Anfang dieser Woche wurde der junge Antifaschist Jahn B. wegen Widerstandes gegen die Staatsgewalt und damit zusammenhängend wegen schwerer Körperverletzung (nicht rechtskräftig) verurteilt. Neben der strafrechtlichen Anzeige, wurde Jahn von dem Polizisten, den er angeblich verletzt haben soll, auch zivilrechtlich belangt und zur Zahlung von Schmerzensgeld und der Übernahme der Anwaltskosten des Nebenklägers verpflichtet. Jahn schritt ein, als ein anderer Antifaschist von der Polizei nach einer Demonstration der Offensive gegen Rechts gegen den Aufmarsch deutschnationaler Burschenschafter verletzt wurde. Seine Zivilcourage kostet ihn nun knapp 15000 Euro und den letzten Rest Vertrauen in die Justiz. Über den Prozess und die Schlüsse, die er daraus zieht, sprach Jahn mit der mosaik-Redakteurin Natascha Strobl.
Natascha Strobl: Du hast nach der Demonstration am 4. Juni gegen den Aufmarsch von deutschnationalen Burschenschaftern die Verhaftung des Antifaschisten Hüseyin beobachtet. Was hast Du gesehen?
Jahn: Nach der Demonstration gegen das “Fest der Freiheit” der Burschenschafter, welche vollkommen friedlich abgelaufen ist, sind 30 schwer gepanzerte Polizisten in die U-Bahnstation Schottentor gestartet. ich war gerade in der Nähe weil ich auch heimfahren wollte. Jedenfalls bahnten sich diese 30 Polizisten ihren Weg durch die Menge an Demonstrant_innen und normalen Fahrgästen der U-Bahn Linien. Dabei gingen sie sehr rabiat vor und kümmerten sich nicht darum, dass Menschen auf die Gleise hätten fallen können. Sie nahmen dann Hüseyin fest, den ich damals noch nicht kannte.
Warum hast Du Dich entschieden nicht nur zu Beobachten? Was hast Du gemacht?
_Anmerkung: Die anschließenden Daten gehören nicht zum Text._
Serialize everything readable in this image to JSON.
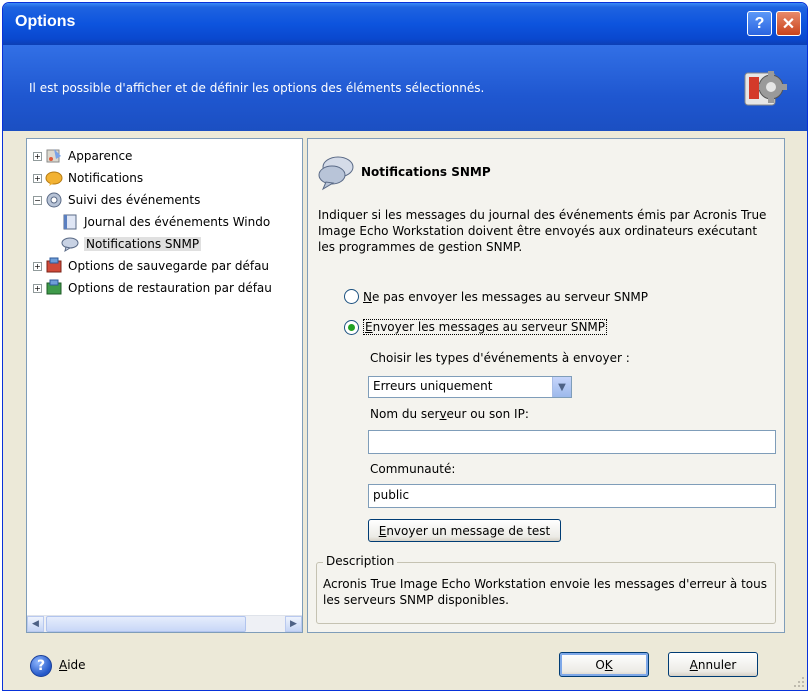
{
  "window": {
    "title": "Options",
    "help_glyph": "?",
    "close_glyph": "✕"
  },
  "banner": {
    "text": "Il est possible d'afficher et de définir les options des éléments sélectionnés.",
    "icon": "settings-gear-icon"
  },
  "tree": {
    "items": [
      {
        "label": "Apparence",
        "expander": "+",
        "icon": "appearance-icon"
      },
      {
        "label": "Notifications",
        "expander": "+",
        "icon": "notifications-icon"
      },
      {
        "label": "Suivi des événements",
        "expander": "−",
        "icon": "event-tracking-icon"
      },
      {
        "label": "Journal des événements Windo",
        "icon": "event-log-icon"
      },
      {
        "label": "Notifications SNMP",
        "icon": "snmp-icon",
        "selected": true
      },
      {
        "label": "Options de sauvegarde par défau",
        "expander": "+",
        "icon": "backup-options-icon"
      },
      {
        "label": "Options de restauration par défau",
        "expander": "+",
        "icon": "restore-options-icon"
      }
    ]
  },
  "panel": {
    "title": "Notifications SNMP",
    "description": "Indiquer si les messages du journal des événements émis par Acronis True Image Echo Workstation doivent être envoyés aux ordinateurs exécutant les programmes de gestion SNMP.",
    "radio_no": {
      "hotkey": "N",
      "rest": "e pas envoyer les messages au serveur SNMP",
      "checked": false
    },
    "radio_yes": {
      "hotkey": "E",
      "rest": "nvoyer les messages au serveur SNMP",
      "checked": true
    },
    "event_types_label": "Choisir les types d'événements à envoyer :",
    "event_types_value": "Erreurs uniquement",
    "server_label_a": "Nom du ser",
    "server_label_hotkey": "v",
    "server_label_b": "eur ou son IP:",
    "server_value": "",
    "community_label": "Communauté:",
    "community_value": "public",
    "test_button_hotkey": "E",
    "test_button_rest": "nvoyer un message de test",
    "description_group": {
      "legend": "Description",
      "text": "Acronis True Image Echo Workstation envoie les messages d'erreur à tous les serveurs SNMP disponibles."
    }
  },
  "footer": {
    "help_glyph": "?",
    "help_hotkey": "A",
    "help_rest": "ide",
    "ok_a": "O",
    "ok_hotkey": "K",
    "cancel_hotkey": "A",
    "cancel_rest": "nnuler"
  },
  "colors": {
    "titlebar": "#0a48cf",
    "banner": "#1f57d0",
    "radio_checked": "#21a121",
    "panel_border": "#7f9db9"
  }
}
Ich war zutiefst erschrocken wie skrupelos und sinnbefreit die Polizei bei dieser Festnahme vorging. Aber der Moment, in dem ich zu mir sagte, ich muss da jetzt eingreifen, war als ich Hüseyin blutend im Schwitzkasten eines Polizeibeamten sah und daneben weinend seine jungen Verwandten standen. Daraufhin stellte ich mich vor die Polizisten, die Hüseyin abführten und schrie sie an, dass sie ihn sofort in ein Krankenhaus bringen sollen. Doch sie stießen mich einfach weg. Dann lief ich neben ihnen her und als ein Polizeibeamter grinsend rief, dass sich Hüseyin fallen lassen würde, obwohl dass nach meiner Einschätzung einfach nicht der Fall war, intensivierte er noch seinen Schwitzkastengriff. Daraufhin griff ich auf die Hand des Polizisten und versuchte den Griff zu lockern. Es gelang mir nicht, ich stolperte auf der Treppe und daraufhin war Hüseyin auch schon außer Sichtweite.
Der Prozess hat nun über ein Jahr gedauert. Warum?
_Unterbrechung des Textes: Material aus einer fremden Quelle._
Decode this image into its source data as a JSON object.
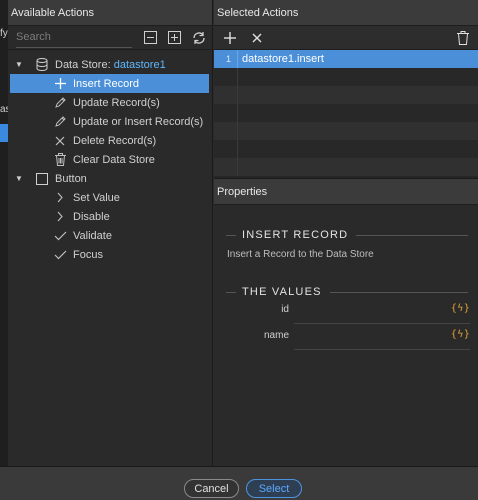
{
  "edge": {
    "fragment_top": "fy",
    "fragment_mid": "as"
  },
  "available_actions": {
    "title": "Available Actions",
    "search_placeholder": "Search",
    "tree": [
      {
        "type": "group",
        "label": "Data Store:",
        "value": "datastore1",
        "icon": "database-icon",
        "expanded": true,
        "children": [
          {
            "label": "Insert Record",
            "icon": "plus-icon",
            "selected": true
          },
          {
            "label": "Update Record(s)",
            "icon": "pencil-icon"
          },
          {
            "label": "Update or Insert Record(s)",
            "icon": "pencil-icon"
          },
          {
            "label": "Delete Record(s)",
            "icon": "x-icon"
          },
          {
            "label": "Clear Data Store",
            "icon": "trash-icon"
          }
        ]
      },
      {
        "type": "group",
        "label": "Button",
        "icon": "checkbox-icon",
        "expanded": true,
        "children": [
          {
            "label": "Set Value",
            "icon": "chevron-right-icon"
          },
          {
            "label": "Disable",
            "icon": "chevron-right-icon"
          },
          {
            "label": "Validate",
            "icon": "checkmark-icon"
          },
          {
            "label": "Focus",
            "icon": "checkmark-icon"
          }
        ]
      }
    ]
  },
  "selected_actions": {
    "title": "Selected Actions",
    "rows": [
      {
        "num": "1",
        "text": "datastore1.insert"
      }
    ]
  },
  "properties": {
    "title": "Properties",
    "section1": {
      "heading": "INSERT RECORD",
      "description": "Insert a Record to the Data Store"
    },
    "section2": {
      "heading": "THE VALUES",
      "fields": [
        {
          "label": "id",
          "bolt": "{ϟ}"
        },
        {
          "label": "name",
          "bolt": "{ϟ}"
        }
      ]
    }
  },
  "footer": {
    "cancel_label": "Cancel",
    "select_label": "Select"
  },
  "colors": {
    "accent": "#4a8fd8",
    "link": "#5fb8ff",
    "bolt": "#e0a23c"
  }
}
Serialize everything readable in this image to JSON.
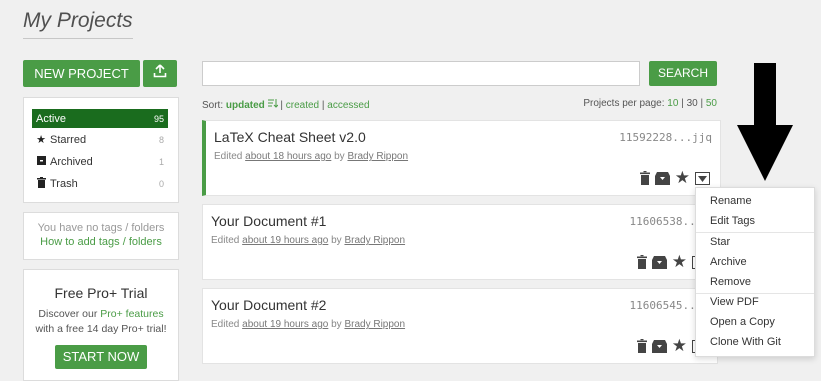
{
  "page": {
    "title": "My Projects"
  },
  "actions": {
    "new_project_label": "NEW PROJECT",
    "upload_icon": "upload-icon"
  },
  "filters": [
    {
      "icon": "",
      "label": "Active",
      "count": "95",
      "active": true
    },
    {
      "icon": "star-icon",
      "label": "Starred",
      "count": "8"
    },
    {
      "icon": "archive-icon",
      "label": "Archived",
      "count": "1"
    },
    {
      "icon": "trash-icon",
      "label": "Trash",
      "count": "0"
    }
  ],
  "tags": {
    "empty_text": "You have no tags / folders",
    "help_link": "How to add tags / folders"
  },
  "promo": {
    "title": "Free Pro+ Trial",
    "text_before": "Discover our ",
    "link": "Pro+ features",
    "text_after": "with a free 14 day Pro+ trial!",
    "button": "START NOW"
  },
  "search": {
    "value": "",
    "placeholder": "",
    "button": "SEARCH"
  },
  "sort": {
    "label": "Sort:",
    "updated": "updated",
    "sep1": "|",
    "created": "created",
    "sep2": "|",
    "accessed": "accessed"
  },
  "per_page": {
    "label": "Projects per page:",
    "opt1": "10",
    "sep1": "|",
    "opt2": "30",
    "sep2": "|",
    "opt3": "50"
  },
  "projects": [
    {
      "title": "LaTeX Cheat Sheet v2.0",
      "edited_prefix": "Edited",
      "time": "about 18 hours ago",
      "by": "by",
      "author": "Brady Rippon",
      "id": "11592228...jjq"
    },
    {
      "title": "Your Document #1",
      "edited_prefix": "Edited",
      "time": "about 19 hours ago",
      "by": "by",
      "author": "Brady Rippon",
      "id": "11606538...x"
    },
    {
      "title": "Your Document #2",
      "edited_prefix": "Edited",
      "time": "about 19 hours ago",
      "by": "by",
      "author": "Brady Rippon",
      "id": "11606545...d"
    }
  ],
  "menu": [
    "Rename",
    "Edit Tags",
    "Star",
    "Archive",
    "Remove",
    "View PDF",
    "Open a Copy",
    "Clone With Git"
  ],
  "colors": {
    "accent": "#4a9c46",
    "active_filter": "#1a6c1e"
  }
}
Weil Gutachten eingeholt werden mussten, sieben Polizisten gegen mich aussagten und es zwei Videos gibt, die analysiert werden mussten. Aber der Hauptgrund war wahrscheinlich, dass das Gericht sehr großzügig mit der Länge der Intervalle zwischen den drei Prozesstagen war.
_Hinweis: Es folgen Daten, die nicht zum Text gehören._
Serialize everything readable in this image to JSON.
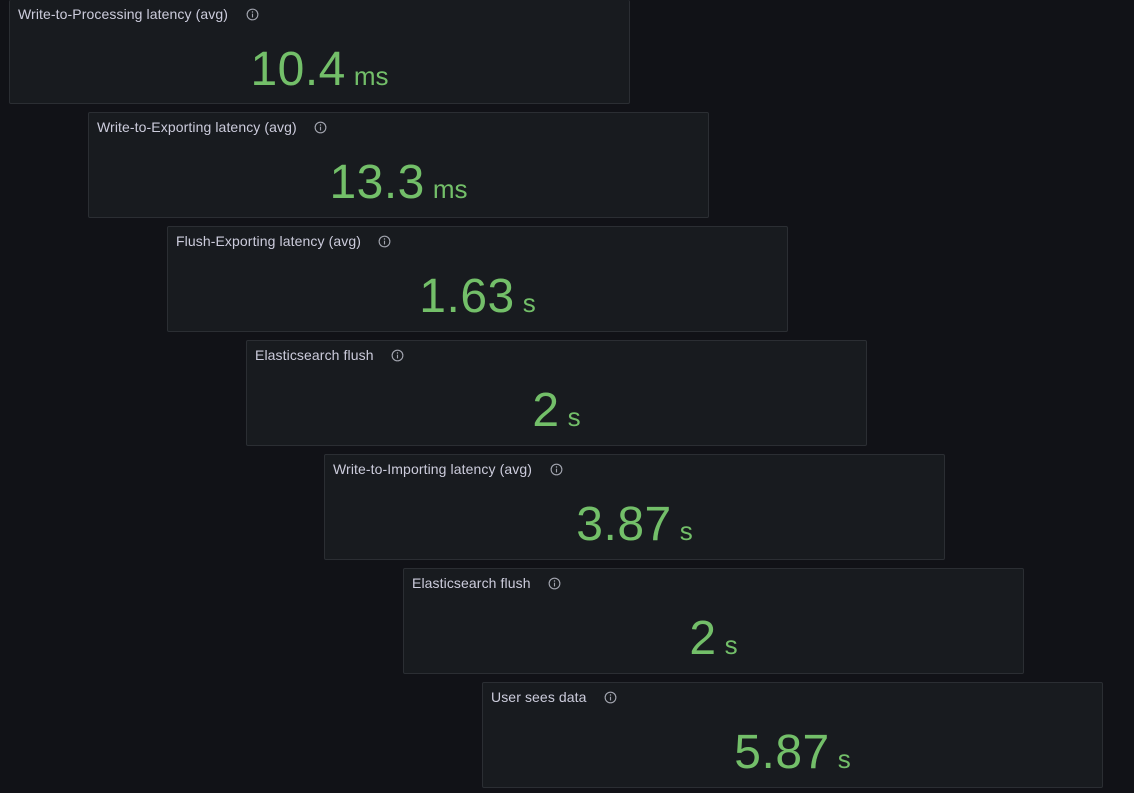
{
  "theme": {
    "background": "#111217",
    "panel_background": "#181b1f",
    "panel_border": "#2b2e33",
    "title_color": "#ccccdc",
    "value_color": "#73bf69"
  },
  "panels": [
    {
      "title": "Write-to-Processing latency (avg)",
      "value": "10.4",
      "unit": "ms",
      "icon": "info-icon"
    },
    {
      "title": "Write-to-Exporting latency (avg)",
      "value": "13.3",
      "unit": "ms",
      "icon": "info-icon"
    },
    {
      "title": "Flush-Exporting latency (avg)",
      "value": "1.63",
      "unit": "s",
      "icon": "info-icon"
    },
    {
      "title": "Elasticsearch flush",
      "value": "2",
      "unit": "s",
      "icon": "info-icon"
    },
    {
      "title": "Write-to-Importing latency (avg)",
      "value": "3.87",
      "unit": "s",
      "icon": "info-icon"
    },
    {
      "title": "Elasticsearch flush",
      "value": "2",
      "unit": "s",
      "icon": "info-icon"
    },
    {
      "title": "User sees data",
      "value": "5.87",
      "unit": "s",
      "icon": "info-icon"
    }
  ]
}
Wenn Du an den Prozessverlauf denkst, was hat dich am meisten schockiert?
Am meisten schockiert hat mich die Skrupellosigkeit der Polizei und ihre Macht auf die Judikative. Zum Beispiel der Polizist, der mir bei vor meiner Festnahme und während meiner Festnahme die Hoden gedrückt hat, hatte auch noch die Skrupel gegen mich auszusagen. Zu dem Hodengriff wurde er nicht einmal befragt. Der Richter hatte sein Urteil schon vor dem letzten Prozesstag geschrieben, es war ihm also egal, wie dieser ablief. Auch schockiert hat mich, dass ich in den Augen des Gerichts das Gefühl bekam, dass von Beginn an feststand, dass ich schuldig sei. Aufrechte und linke Menschen sollten keine Hoffnung in die Rechtsstaatlichkeit setzen, das hat mir der Prozessverlauf gezeigt.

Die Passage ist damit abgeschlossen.